Cadence recently published a position paper that details a set of enabling technologies that will be needed for product design going forward. Entitled Intelligent System Design, the piece describes the changing landscape of system design and the requirements for success. Cadence has built a branded approach to address these needs called, appropriately, the Intelligent System Design™ strategy. There is a short discussion of Cadence’s capabilities at the end of the piece, but most of the discussion is a thoughtful overview of what is changing in system design and what needs to be done to facilitate those changes.
I have a few comments and observations about what Cadence is up to, but I’ll hold that until later. The vision conveyed by this position paper is far bigger than any specific product.

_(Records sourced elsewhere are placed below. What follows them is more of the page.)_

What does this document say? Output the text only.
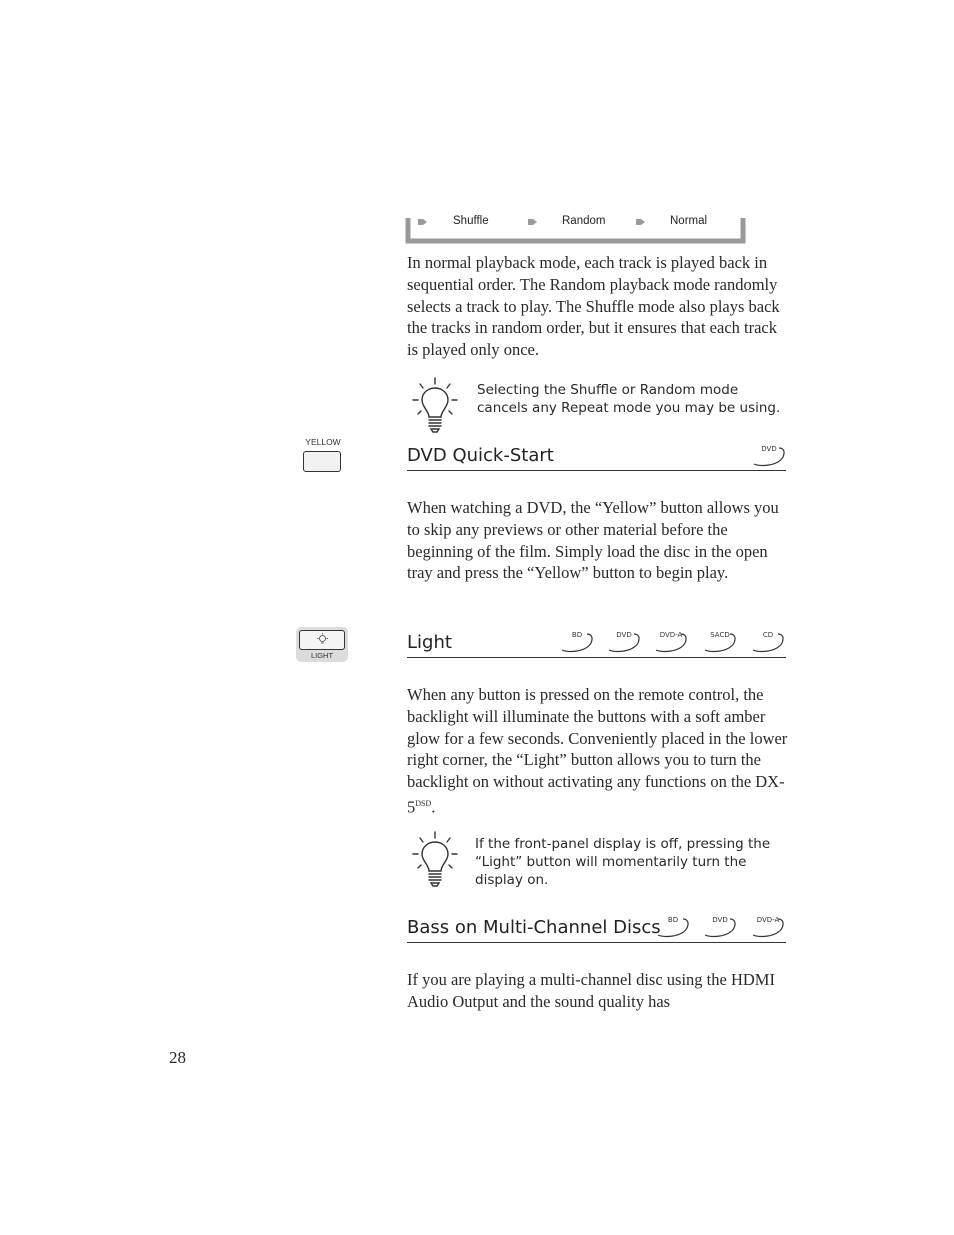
Shuffle	Random	Normal

In normal playback mode, each track is played back in sequential order. The Random playback mode randomly selects a track to play. The Shuffle mode also plays back the tracks in random order, but it ensures that each track is played only once.

Selecting the Shuffle or Random mode cancels any Repeat mode you may be using.

YELLOW
DVD Quick-Start	DVD

When watching a DVD, the “Yellow” button allows you to skip any previews or other material before the beginning of the film. Simply load the disc in the open tray and press the “Yellow” button to begin play.

LIGHT
Light	BD	DVD	DVD-A	SACD	CD

When any button is pressed on the remote control, the backlight will illuminate the buttons with a soft amber glow for a few seconds. Conveniently placed in the lower right corner, the “Light” button allows you to turn the backlight on without activating any functions on the $DX-5^{DSD}$.

If the front-panel display is off, pressing the “Light” button will momentarily turn the display on.

Bass on Multi-Channel Discs	BD	DVD	DVD-A

If you are playing a multi-channel disc using the HDMI Audio Output and the sound quality has

28
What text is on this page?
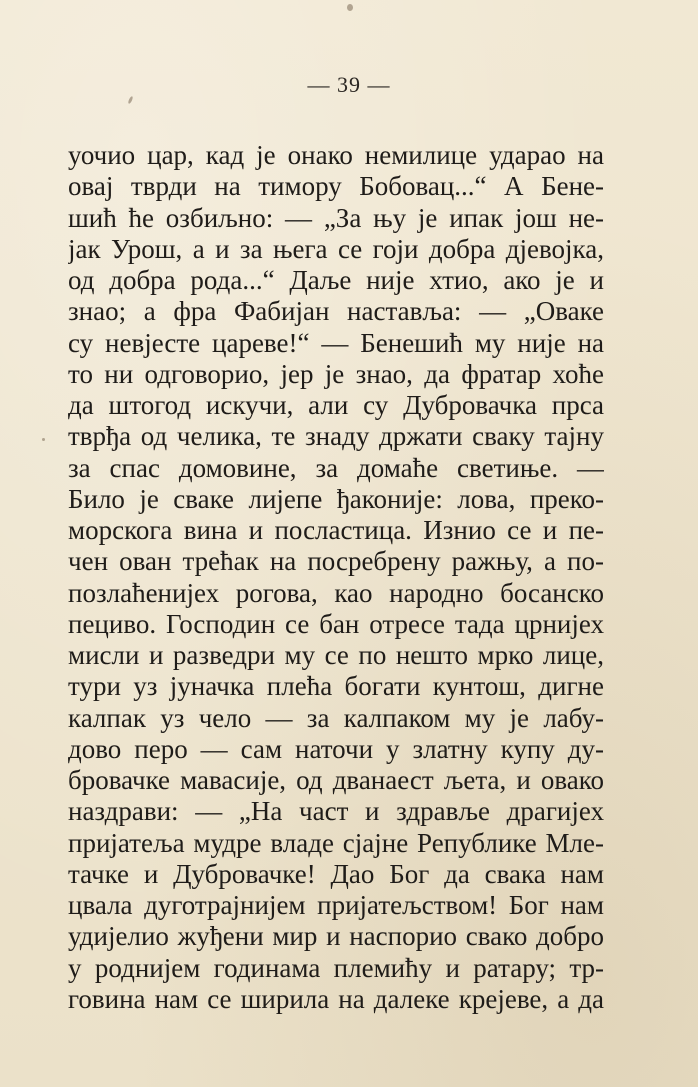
— 39 —
уочио цар, кад је онако немилице ударао на
овај тврди на тимору Бобовац...“ А Бене-
шић ће озбиљно: — „За њу је ипак још не-
јак Урош, а и за њега се гоји добра дјевојка,
од добра рода...“ Даље није хтио, ако је и
знао; а фра Фабијан наставља: — „Оваке
су невјесте цареве!“ — Бенешић му није на
то ни одговорио, јер је знао, да фратар хоће
да штогод искучи, али су Дубровачка прса
тврђа од челика, те знаду држати сваку тајну
за спас домовине, за домаће светиње. —
Било је сваке лијепе ђаконије: лова, преко-
морскога вина и посластица. Изнио се и пе-
чен ован трећак на посребрену ражњу, а по-
позлаћенијех рогова, као народно босанско
пециво. Господин се бан отресе тада црнијех
мисли и разведри му се по нешто мрко лице,
тури уз јуначка плећа богати кунтош, дигне
калпак уз чело — за калпаком му је лабу-
дово перо — сам наточи у златну купу ду-
бровачке мавасије, од дванаест љета, и овако
наздрави: — „На част и здравље драгијех
пријатеља мудре владе сјајне Републике Мле-
тачке и Дубровачке! Дао Бог да свака нам
цвала дуготрајнијем пријатељством! Бог нам
удијелио жуђени мир и наспорио свако добро
у роднијем годинама племићу и ратару; тр-
говина нам се ширила на далеке крејеве, а да
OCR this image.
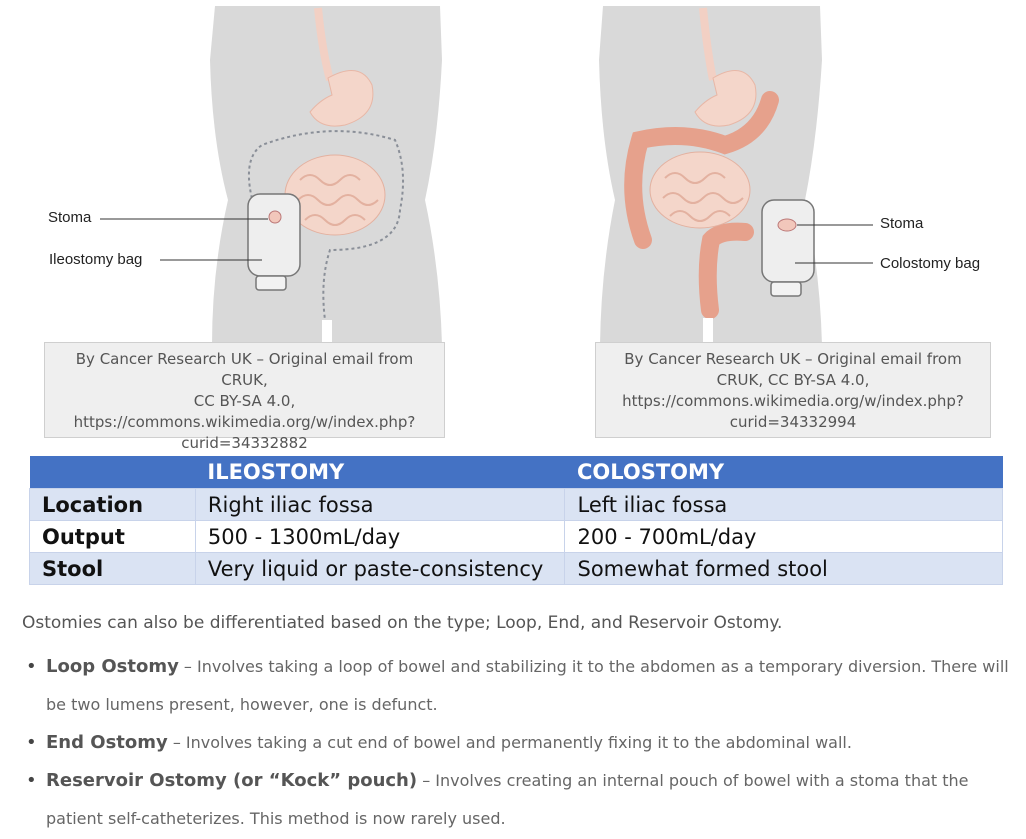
Stoma
Ileostomy bag
By Cancer Research UK – Original email from CRUK,
CC BY-SA 4.0,
https://commons.wikimedia.org/w/index.php?
curid=34332882
Stoma
Colostomy bag
By Cancer Research UK – Original email from
CRUK, CC BY-SA 4.0,
https://commons.wikimedia.org/w/index.php?
curid=34332994
	ILEOSTOMY	COLOSTOMY
Location	Right iliac fossa	Left iliac fossa
Output	500 - 1300mL/day	200 - 700mL/day
Stool	Very liquid or paste-consistency	Somewhat formed stool
Ostomies can also be differentiated based on the type; Loop, End, and Reservoir Ostomy.
• Loop Ostomy – Involves taking a loop of bowel and stabilizing it to the abdomen as a temporary diversion. There will be two lumens present, however, one is defunct.
• End Ostomy – Involves taking a cut end of bowel and permanently fixing it to the abdominal wall.
• Reservoir Ostomy (or “Kock” pouch) – Involves creating an internal pouch of bowel with a stoma that the patient self-catheterizes. This method is now rarely used.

In my view, Intelligent System Design hits home in meaningful and relevant ways on many fronts. The piece begins by setting the stage for the current wave of innovation. To effectively compete, system companies are designing their own chips and semiconductor companies are delivering software stacks along with their silicon to enable competitive differentiation.
Cadence decomposes these trends in a hierarchical way, examining the requirements for design excellence, system innovation and pervasive intelligence. You really need to read the paper to get the full impact, it’s only five pages long by the way. To whet your appetite, I’ll provide a quick summary of each the three areas treated.
Design Excellence: The bread and butter of EDA was, for a long time, logic design, logic synthesis, place and route, timing closure, design rule check, test generation and tapeout. While those items are still necessary, there is now a lot more to deal with. Process variation, IP reuse, power and signal integrity, software interactions and complex system validation are just some of the new requirements that must all be co-optimized to achieve a successful tapeout. Cloud computing factors into the discussion as well.
System Innovation: Co-optimization comes into play here as well. A successful SoC must be analyzed and optimized in the context of the system for which it is intended. The PCB and the complex and potentially 2.5 or 3D package must be co-analyzed and optimized along with the chip itself. There are plenty of signal integrity challenges to addresses here. Software is also part of system innovation. To make it more interesting, design teams must develop the software for a new SoC before the SoC exists.
Pervasive Intelligence: Deep learning is finding its way into all kinds of everyday products. The challenges to accomplish the design-in of this technology may not be as well known. Power and latency are requiring a lot of these new technologies to be resident in a more local sense, at the edge of the cloud if you will vs. in the cloud. Doing this in a cost-effective way is very challenging. It turns out EDA tools and design flows can be improved to make deep learning design easier by using deep learning in the design process itself. Something of a recursive process.
The Cadence strategy: At the end of the paper, Cadence briefly discusses their strategy to address the three areas mentioned above. You can certainly learn a lot more about their approach by visiting the Cadence website. There’s lots of new and fresh content there.
In closing, I want to touch briefly on the third item, pervasive intelligence. This is an area where I believe Cadence is truly practicing what they preach. I recently posted a conversation with Cadence’s Paul Cunningham on machine learning at Cadence. In it, Paul detailed the Cadence vision of how machine learning can be used to both improve EDA algorithms and leverage learning from prior runs to make the flow better for future runs. Soon after that discussion, Cadence issued a press release about their new digital full flow. That flow uses machine learning in the ways Paul described. Having a good strategy is important. Actually, using it is also important, but often difficult.
I think Cadence expresses some great visions in this new position paper, visions that can be implemented thanks to the technology available today. I’ll keep watching as this unfolds.